Salt alginate beads are used to entrap yeast or bacteria cells and exploited as protective environment for deposition of silica gel membranes. This inorganic layer is obtained through different methods: by dipping the beads in a silica sol (method A), by further consolidating them with tetraethoxysilane in an apolar solvent (method B), and by coating the beads with methyltriethoxysilane in the gas phase (method C). Physical–chemical and biological features are investigated. The pyrolysis study elucidates the features of the polymeric organic layer. Elemental analysis and 29Si solid state NMR prove the presence and the condensation degrees of the silica membranes. The bioactivity is studied by evaluating both glucose (Saccharomyces cerevisiae) and L-malic acid (Oenococcus oeni) fermentations.

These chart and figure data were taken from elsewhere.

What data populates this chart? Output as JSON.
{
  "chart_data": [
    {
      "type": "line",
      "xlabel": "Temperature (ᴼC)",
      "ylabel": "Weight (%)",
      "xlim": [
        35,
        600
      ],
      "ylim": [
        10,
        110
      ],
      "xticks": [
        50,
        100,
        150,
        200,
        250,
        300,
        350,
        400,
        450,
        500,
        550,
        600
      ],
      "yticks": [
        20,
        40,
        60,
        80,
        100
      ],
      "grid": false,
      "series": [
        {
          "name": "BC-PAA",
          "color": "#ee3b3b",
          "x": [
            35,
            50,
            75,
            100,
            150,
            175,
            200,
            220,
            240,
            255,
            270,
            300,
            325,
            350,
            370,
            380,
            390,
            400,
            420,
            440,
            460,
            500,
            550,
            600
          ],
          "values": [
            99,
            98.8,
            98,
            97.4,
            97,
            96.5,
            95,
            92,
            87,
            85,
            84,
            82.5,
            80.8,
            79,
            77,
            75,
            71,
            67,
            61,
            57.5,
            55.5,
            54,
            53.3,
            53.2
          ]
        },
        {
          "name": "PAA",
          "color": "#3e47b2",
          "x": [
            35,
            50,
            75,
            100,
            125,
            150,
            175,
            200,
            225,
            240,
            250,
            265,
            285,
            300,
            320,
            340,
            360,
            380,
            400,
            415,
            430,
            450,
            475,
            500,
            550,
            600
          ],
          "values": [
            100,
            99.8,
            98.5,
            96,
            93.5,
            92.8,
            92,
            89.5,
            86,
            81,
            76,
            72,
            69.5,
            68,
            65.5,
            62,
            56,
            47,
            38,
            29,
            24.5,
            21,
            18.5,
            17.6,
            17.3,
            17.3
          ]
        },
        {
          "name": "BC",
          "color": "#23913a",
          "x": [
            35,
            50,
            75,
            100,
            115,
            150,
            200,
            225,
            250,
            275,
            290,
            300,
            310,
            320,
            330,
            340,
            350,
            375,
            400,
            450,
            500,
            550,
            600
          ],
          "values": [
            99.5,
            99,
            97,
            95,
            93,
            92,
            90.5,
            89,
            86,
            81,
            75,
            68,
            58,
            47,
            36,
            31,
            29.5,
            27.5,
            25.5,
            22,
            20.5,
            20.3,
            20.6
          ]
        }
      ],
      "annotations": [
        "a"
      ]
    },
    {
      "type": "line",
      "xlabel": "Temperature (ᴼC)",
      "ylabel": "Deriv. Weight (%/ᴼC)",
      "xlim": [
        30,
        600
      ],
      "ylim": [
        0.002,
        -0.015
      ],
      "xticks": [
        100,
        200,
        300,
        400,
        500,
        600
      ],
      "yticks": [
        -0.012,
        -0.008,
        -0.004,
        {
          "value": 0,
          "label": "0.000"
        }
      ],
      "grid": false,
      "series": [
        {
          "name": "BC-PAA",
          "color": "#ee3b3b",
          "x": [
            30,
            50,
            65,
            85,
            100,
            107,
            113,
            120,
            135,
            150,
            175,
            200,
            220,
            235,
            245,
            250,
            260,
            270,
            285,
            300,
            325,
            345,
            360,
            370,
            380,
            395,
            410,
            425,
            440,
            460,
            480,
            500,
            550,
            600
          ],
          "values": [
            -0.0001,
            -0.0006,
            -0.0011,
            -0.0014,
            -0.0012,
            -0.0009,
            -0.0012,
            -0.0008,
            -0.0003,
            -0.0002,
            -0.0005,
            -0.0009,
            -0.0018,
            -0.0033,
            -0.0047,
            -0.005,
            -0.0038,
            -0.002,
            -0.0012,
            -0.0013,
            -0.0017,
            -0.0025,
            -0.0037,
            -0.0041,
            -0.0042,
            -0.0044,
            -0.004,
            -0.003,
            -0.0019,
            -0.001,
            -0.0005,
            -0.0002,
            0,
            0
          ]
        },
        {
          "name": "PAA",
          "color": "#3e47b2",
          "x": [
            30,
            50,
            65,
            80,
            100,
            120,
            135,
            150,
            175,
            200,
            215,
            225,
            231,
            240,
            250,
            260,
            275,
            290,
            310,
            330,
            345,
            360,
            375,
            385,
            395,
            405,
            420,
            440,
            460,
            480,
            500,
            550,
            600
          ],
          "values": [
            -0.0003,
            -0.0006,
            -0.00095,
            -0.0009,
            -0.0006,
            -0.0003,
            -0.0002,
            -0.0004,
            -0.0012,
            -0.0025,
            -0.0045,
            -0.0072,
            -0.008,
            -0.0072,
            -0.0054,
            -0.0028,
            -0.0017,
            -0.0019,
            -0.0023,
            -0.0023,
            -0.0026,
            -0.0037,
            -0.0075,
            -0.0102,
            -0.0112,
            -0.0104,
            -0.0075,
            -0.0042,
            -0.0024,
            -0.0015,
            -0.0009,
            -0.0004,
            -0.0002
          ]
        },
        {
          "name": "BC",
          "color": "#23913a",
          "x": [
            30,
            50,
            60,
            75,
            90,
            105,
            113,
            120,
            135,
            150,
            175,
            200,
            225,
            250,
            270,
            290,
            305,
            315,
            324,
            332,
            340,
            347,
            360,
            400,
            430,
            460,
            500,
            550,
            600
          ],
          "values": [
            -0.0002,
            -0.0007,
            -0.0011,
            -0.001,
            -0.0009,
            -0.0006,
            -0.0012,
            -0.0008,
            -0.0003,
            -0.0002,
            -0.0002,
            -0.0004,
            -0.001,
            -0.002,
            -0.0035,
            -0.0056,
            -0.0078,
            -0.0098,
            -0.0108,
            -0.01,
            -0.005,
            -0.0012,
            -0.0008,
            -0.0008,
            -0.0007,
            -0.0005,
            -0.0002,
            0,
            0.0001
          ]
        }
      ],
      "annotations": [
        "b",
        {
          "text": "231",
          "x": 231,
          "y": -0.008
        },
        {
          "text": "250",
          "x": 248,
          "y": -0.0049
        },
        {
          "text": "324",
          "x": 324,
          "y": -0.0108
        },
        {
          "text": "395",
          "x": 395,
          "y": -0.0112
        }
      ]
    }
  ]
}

The fermentation performance is discussed considering possible limitations of mass transport across the silica gel layer. Method A produces an inorganic layer made by of 57.3% Si(OSi)4 and 42.7% HO–Si(OSi)3 units). In this case a linear relation is found among different contact times between silica sol and beads and both silica amount and average thickness. Method B appears to be successful in building up the layer, but it is also detrimental to cell viability. Method C is very efficient in terms of mass deposit, cell viability maintenance and leakage reduction. In this case the membrane is constituted by H3C–Si(OSi)2OH and H3C–Si(OSi)3 units in an almost 1 : 1 ratio.